Manchmal kommt es vor, dass wir mit uns selbst allein sind. Und eigentlich sind das die Momente, in denen wir uns die richtigsten Fragen stellen. Aber entweder können wir sie nicht beantworten oder wir mischen uns mit Gewissensbissen in unserer Unentschlossenheit in die Menschenmenge von morgen und verschwinden. Und aus dem, was wir in späteren Tagen erleben werden, werden die gleichen Tage, deren Zeit bloss noch nicht gekommen ist. Dabei kann die Frage, wer und was ich bin, unser Leben vollständig verändern. Es gibt diese Geschichte, von dem Menschen, der sich aufmacht, um einen grossen Schatz zu finden. Nach einer langen Reise findet er den Schatz direkt vor sich liegen. Es ist eine Tatsache, dass er den Schatz nicht hätte finden können, wenn er sich nicht auf die Reise gemacht hätte. Unsere Identität als Frau zu finden, ist ebenso schmerzhaft. Aber wir wissen, dass es nicht nötig ist, in die Ferne zu gehen, um uns selbst zu finden. Vergessen wir nicht, dass die grössten Gedanken und Taten damit beginnen, uns die Fragen von neuem zu stellen, die uns am simpelsten vorkommen oder deren Antwort wir uns sicher sind.
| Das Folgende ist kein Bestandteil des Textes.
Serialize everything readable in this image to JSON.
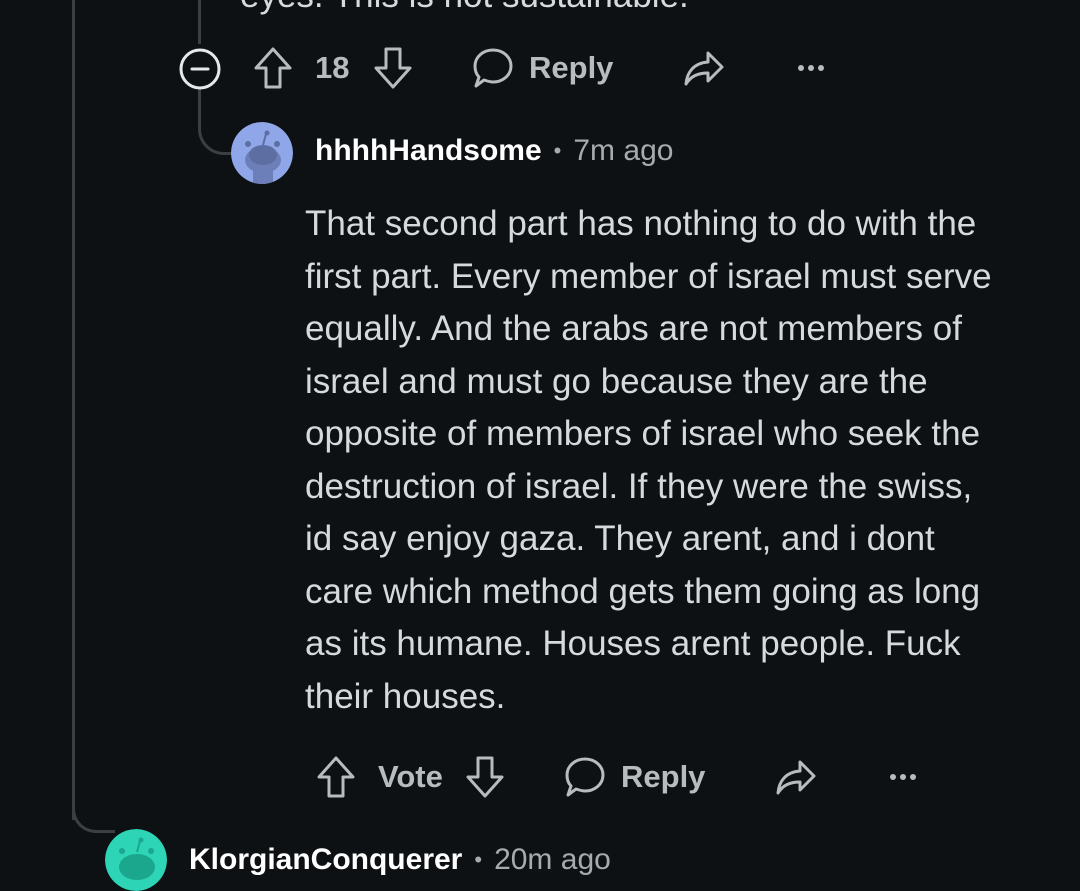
{
  "parent_comment": {
    "truncated_text": "eyes. This is not sustainable.",
    "vote_count": "18",
    "reply_label": "Reply"
  },
  "reply_comment": {
    "username": "hhhhHandsome",
    "separator": "•",
    "timestamp": "7m ago",
    "body_lines": [
      "That second part has nothing to do with the",
      "first part. Every member of israel must serve",
      "equally. And the arabs are not members of",
      "israel and must go because they are the",
      "opposite of members of israel who seek the",
      "destruction of israel. If they were the swiss,",
      "id say enjoy gaza. They arent, and i dont",
      "care which method gets them going as long",
      "as its humane. Houses arent people. Fuck",
      "their houses."
    ],
    "vote_label": "Vote",
    "reply_label": "Reply",
    "avatar_color": "#8fa7e8"
  },
  "next_comment": {
    "username": "KlorgianConquerer",
    "separator": "•",
    "timestamp": "20m ago",
    "avatar_color": "#2dd4b5"
  },
  "icons": {
    "collapse": "collapse-icon",
    "upvote": "upvote-arrow-icon",
    "downvote": "downvote-arrow-icon",
    "reply": "reply-bubble-icon",
    "share": "share-arrow-icon",
    "more": "more-options-icon"
  }
}
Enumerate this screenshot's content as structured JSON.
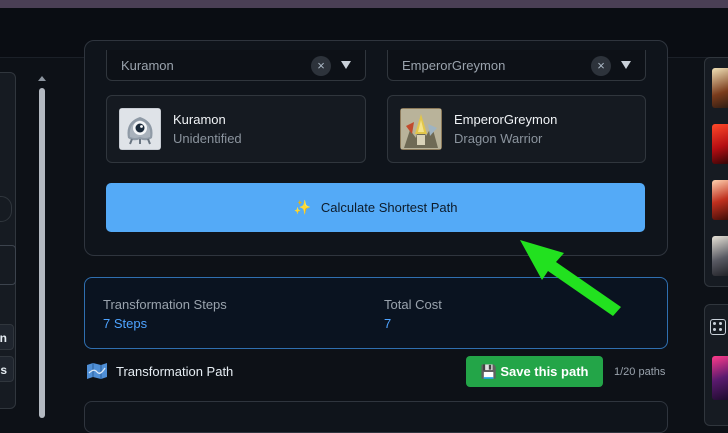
{
  "selectors": {
    "source": {
      "value": "Kuramon",
      "clear_glyph": "×"
    },
    "target": {
      "value": "EmperorGreymon",
      "clear_glyph": "×"
    }
  },
  "digimon_cards": [
    {
      "name": "Kuramon",
      "level": "Unidentified",
      "icon": "kuramon-portrait"
    },
    {
      "name": "EmperorGreymon",
      "level": "Dragon Warrior",
      "icon": "emperorgreymon-portrait"
    }
  ],
  "calculate": {
    "icon": "sparkles-icon",
    "glyph": "✨",
    "label": "Calculate Shortest Path"
  },
  "summary": {
    "steps_label": "Transformation Steps",
    "steps_value": "7 Steps",
    "cost_label": "Total Cost",
    "cost_value": "7"
  },
  "path_section": {
    "icon": "map-icon",
    "title": "Transformation Path",
    "save_glyph": "💾",
    "save_label": "Save this path",
    "count": "1/20 paths"
  },
  "left_sidebar": {
    "buttons": [
      "n",
      "ns"
    ]
  },
  "colors": {
    "background": "#0d1117",
    "primary_button": "#54aaf7",
    "save_button": "#23a548",
    "accent_value": "#4ea3ff",
    "annotation_arrow": "#22e11f"
  }
}
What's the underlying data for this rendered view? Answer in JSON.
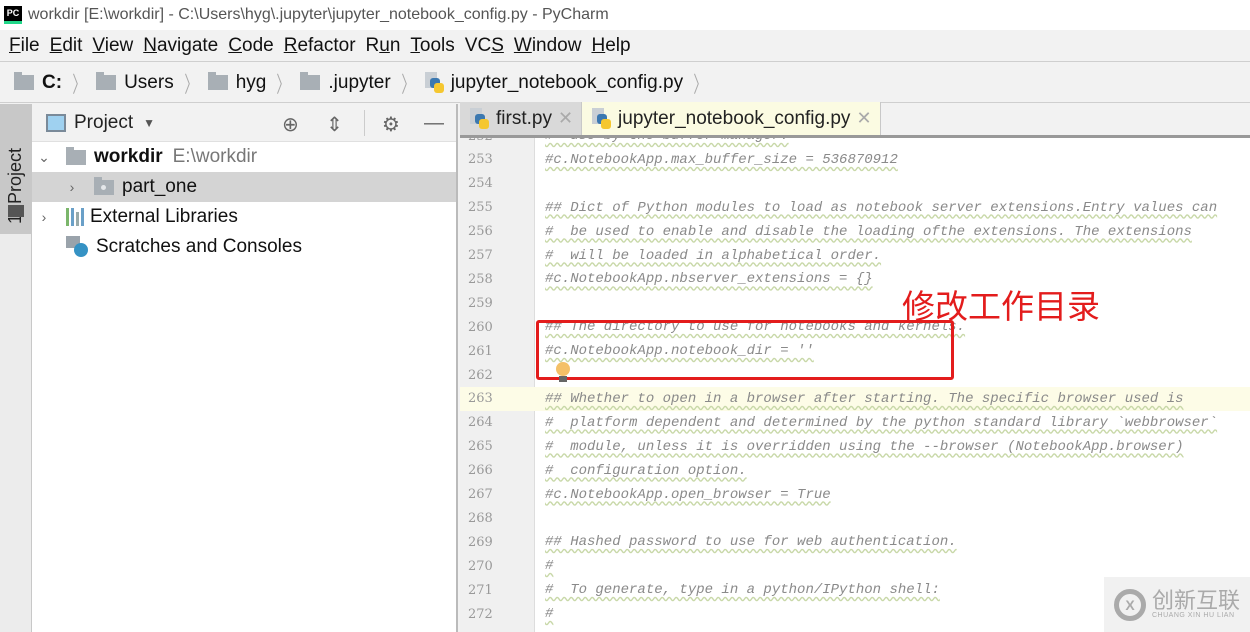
{
  "window": {
    "app_icon": "PC",
    "title": "workdir [E:\\workdir] - C:\\Users\\hyg\\.jupyter\\jupyter_notebook_config.py - PyCharm"
  },
  "menu": [
    {
      "label": "File",
      "mnemonic": "F",
      "rest": "ile"
    },
    {
      "label": "Edit",
      "mnemonic": "E",
      "rest": "dit"
    },
    {
      "label": "View",
      "mnemonic": "V",
      "rest": "iew"
    },
    {
      "label": "Navigate",
      "mnemonic": "N",
      "rest": "avigate"
    },
    {
      "label": "Code",
      "mnemonic": "C",
      "rest": "ode"
    },
    {
      "label": "Refactor",
      "mnemonic": "R",
      "rest": "efactor"
    },
    {
      "label": "Run",
      "pre": "R",
      "mnemonic": "u",
      "rest": "n"
    },
    {
      "label": "Tools",
      "mnemonic": "T",
      "rest": "ools"
    },
    {
      "label": "VCS",
      "pre": "VC",
      "mnemonic": "S",
      "rest": ""
    },
    {
      "label": "Window",
      "mnemonic": "W",
      "rest": "indow"
    },
    {
      "label": "Help",
      "mnemonic": "H",
      "rest": "elp"
    }
  ],
  "breadcrumb": [
    "C:",
    "Users",
    "hyg",
    ".jupyter",
    "jupyter_notebook_config.py"
  ],
  "side_strip": {
    "tab_label": "1: Project"
  },
  "project_panel": {
    "title": "Project",
    "tree": [
      {
        "name": "workdir",
        "path": "E:\\workdir",
        "expanded": true,
        "type": "folder"
      },
      {
        "name": "part_one",
        "expanded": false,
        "type": "package",
        "selected": true
      },
      {
        "name": "External Libraries",
        "expanded": false,
        "type": "libraries"
      },
      {
        "name": "Scratches and Consoles",
        "type": "scratches"
      }
    ]
  },
  "editor": {
    "tabs": [
      {
        "label": "first.py",
        "active": false
      },
      {
        "label": "jupyter_notebook_config.py",
        "active": true
      }
    ],
    "lines": [
      {
        "n": "252",
        "text": "#  use by the buffer manager."
      },
      {
        "n": "253",
        "text": "#c.NotebookApp.max_buffer_size = 536870912"
      },
      {
        "n": "254",
        "text": ""
      },
      {
        "n": "255",
        "text": "## Dict of Python modules to load as notebook server extensions.Entry values can"
      },
      {
        "n": "256",
        "text": "#  be used to enable and disable the loading ofthe extensions. The extensions"
      },
      {
        "n": "257",
        "text": "#  will be loaded in alphabetical order."
      },
      {
        "n": "258",
        "text": "#c.NotebookApp.nbserver_extensions = {}"
      },
      {
        "n": "259",
        "text": ""
      },
      {
        "n": "260",
        "text": "## The directory to use for notebooks and kernels."
      },
      {
        "n": "261",
        "text": "#c.NotebookApp.notebook_dir = ''"
      },
      {
        "n": "262",
        "text": ""
      },
      {
        "n": "263",
        "text": "## Whether to open in a browser after starting. The specific browser used is",
        "current": true
      },
      {
        "n": "264",
        "text": "#  platform dependent and determined by the python standard library `webbrowser`"
      },
      {
        "n": "265",
        "text": "#  module, unless it is overridden using the --browser (NotebookApp.browser)"
      },
      {
        "n": "266",
        "text": "#  configuration option."
      },
      {
        "n": "267",
        "text": "#c.NotebookApp.open_browser = True"
      },
      {
        "n": "268",
        "text": ""
      },
      {
        "n": "269",
        "text": "## Hashed password to use for web authentication."
      },
      {
        "n": "270",
        "text": "#"
      },
      {
        "n": "271",
        "text": "#  To generate, type in a python/IPython shell:"
      },
      {
        "n": "272",
        "text": "#"
      }
    ],
    "annotation": "修改工作目录",
    "annotation_color": "#e31c1c"
  },
  "watermark": {
    "cn": "创新互联",
    "en": "CHUANG XIN HU LIAN"
  }
}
So wie die Frage nach der Frauenbefreiung nicht nur die der Frauen und die der Freiheit nicht nur die der Gefangenen ist, so ist es auch nicht nur Sache der KurdInnen, das Kurdischsein zur Sprache zu bringen. Und die kurdische Identität wird am stärksten von der neuerschaffenen Frauenidentität vertreten. Deshalb sind es wir Frauen, die sich am stärksten in diese Wirklichkeit einbringen müssen. Vielleicht haben wir in der Vergangenheit durch unsere Untätigkeit oder Unfähigkeit viele Dinge verloren. Brechen wir aus dem Schicksal aus, Besitz oder unter der Protektion von jemand anders zu sein. Geben wir alle unsere Stimmen dieser Stimme. Und sagen wir alle zusammen 'Ich bin KurdIn'.

So wie die Gefangenschaft beginnt auch die Freiheit in unseren Köpfen und wächst in unseren Herzen. Geben wir unseren von uns selbst gefangen gehaltenen Stimmen die Freiheit, um als Frauen ein Lied zu singen, dessen Noten aus Frieden, Geschwisterlichkeit und Freiheit sind.